Chattanooga Times Free Press

William Gauntt

- BY ROSANA HUGHES STAFF WRITER Contact staff writer Rosana Hughes at rhughes@timesfreep­ress.com

Bill Gauntt’s plane was shot down as he was flying over North Vietnam in 1972. He recently returned to that site and found a man who had saved parts of his plane.

Now-retired U.S. Air Force Lt. Col. Bill Gauntt was flying over North Vietnam Aug. 13, 1972, when his plane was shot down and he was captured as a prisoner of war.

He’d been in Vietnam for 10 months and was about six weeks from going home when he was shot down.

That August day, Gauntt and his crew had flown out from Northern Thailand on a mission to check for any enemy action. They were looking for troop placements, truck parks, missile sites, anything that showed the enemy was in the area.

“Anytime they moved, we wanted to know where it was going, where they were going,” he said.

But that day, one of those missiles hit his plane and they started going down at about 7:30 a.m.

“I was in the parachute less than 10 seconds from deploying until coming down and hitting the ground,” Gauntt said.

Unbeknowns­t to him, a boy and his family watched the plane go down. Gauntt wouldn’t meet the boy until many years later.

After landing, Gauntt gathered his parachute, buried

it in a hole in the ground and ran away from the crash site to hide. He found some tea leaf bushes that were about 6 or 7 feet tall and dug a hole for himself under them and covered himself with leaves.

Gauntt had made contact with rescue forces, who pinpointed where he was and were on their way. But Vietnamese fighters also were looking for him, and they’d passed him at least three times before coming back with a dog.

“The dog went right

straight to me. The guards had AK-47s, and they shot some of those at me. Called it an attention-getting step,” he said. “So at that point I gave up.”
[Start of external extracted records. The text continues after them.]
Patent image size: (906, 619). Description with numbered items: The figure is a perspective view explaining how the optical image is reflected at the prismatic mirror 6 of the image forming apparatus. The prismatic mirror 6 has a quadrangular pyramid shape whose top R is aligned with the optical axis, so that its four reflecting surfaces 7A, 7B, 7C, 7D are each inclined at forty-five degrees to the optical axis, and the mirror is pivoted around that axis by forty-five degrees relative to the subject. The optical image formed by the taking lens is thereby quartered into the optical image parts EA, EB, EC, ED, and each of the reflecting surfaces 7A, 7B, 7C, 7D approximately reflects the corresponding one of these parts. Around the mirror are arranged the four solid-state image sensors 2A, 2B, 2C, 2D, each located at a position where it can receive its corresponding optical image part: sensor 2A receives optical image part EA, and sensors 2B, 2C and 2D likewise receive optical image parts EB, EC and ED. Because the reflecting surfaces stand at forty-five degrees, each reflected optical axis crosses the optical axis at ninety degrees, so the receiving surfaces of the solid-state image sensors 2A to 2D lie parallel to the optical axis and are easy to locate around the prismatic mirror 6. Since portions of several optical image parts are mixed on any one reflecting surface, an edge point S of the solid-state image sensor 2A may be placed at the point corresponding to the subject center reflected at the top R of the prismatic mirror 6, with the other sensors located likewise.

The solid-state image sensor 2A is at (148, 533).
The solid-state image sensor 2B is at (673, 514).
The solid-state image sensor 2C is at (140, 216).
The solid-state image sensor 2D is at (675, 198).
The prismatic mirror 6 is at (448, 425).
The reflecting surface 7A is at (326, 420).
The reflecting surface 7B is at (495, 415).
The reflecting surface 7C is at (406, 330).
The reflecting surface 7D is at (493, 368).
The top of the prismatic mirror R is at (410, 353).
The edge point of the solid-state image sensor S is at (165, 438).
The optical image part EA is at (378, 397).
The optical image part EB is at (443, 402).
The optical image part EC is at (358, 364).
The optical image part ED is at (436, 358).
Gauntt broke the antenna off the radio so enemies couldn’t use it before they started moving. They’d walk for 40 days to Hanoi, Vietnam.

“In that infamous camp they call Hanoi Hilton,” he said with a chuckle. “That was our facetious name for it.”

Different rooms were

nicknamed after big hotels in the U.S., Gauntt said.

“There was the Little Vegas room,” he said. “… It was sort of a code word to everybody ‘cause [the Vietnamese] had no idea what we were talking about when we would mention those, but of course, all of our people knew.”

Prisoners developed a special sign language, too. And they’d share whatever news they could with each other.

Gauntt spent nine months in captivity, and in January of this year he returned to the very site where his plane crashed.

Gauntt was on a group trip organized by the University of Tennessee at Chattanoog­a, and he had the reports detailing the excavation of his site where they found the remains of his comrade, Lt. Francis Townsend. So he had a pretty good idea of where it was.

Using a map, the group traced the route back to a house where a group of men led them to the exact site of the crash.

They rode on motorcycle­s over a hill and came upon the site. It’s a pond now, covering about an acre.

The boy, 9 years old when he saw Gauntt land, still lived nearby with a wife and two children of his own. He remembered the day Gauntt’s plane crashed.

“He said, ‘Yes, we found your seat right up there,’” Gauntt said. “‘You were captured and taken away, and we didn’t know what happened.’

The man told Gauntt, “I’m here to take care of the [airplane] parts. I’m here to take care of the spirit of [Townsend].”

He then brought out three pieces of the plane — a part of the plexiglass canopy, a part of the air frame and part of a titanium blade out of the engine — and gave them to Gauntt. The man had been saving the parts in hopes of one day giving them to Gauntt’s or Townsend’s family members.

Gauntt said he’s found some of Townsend’s family, and he plans to visit them at some point.

“That’s kind of the fascinatin­g part of the return and closure of my time in the war time there,” he said.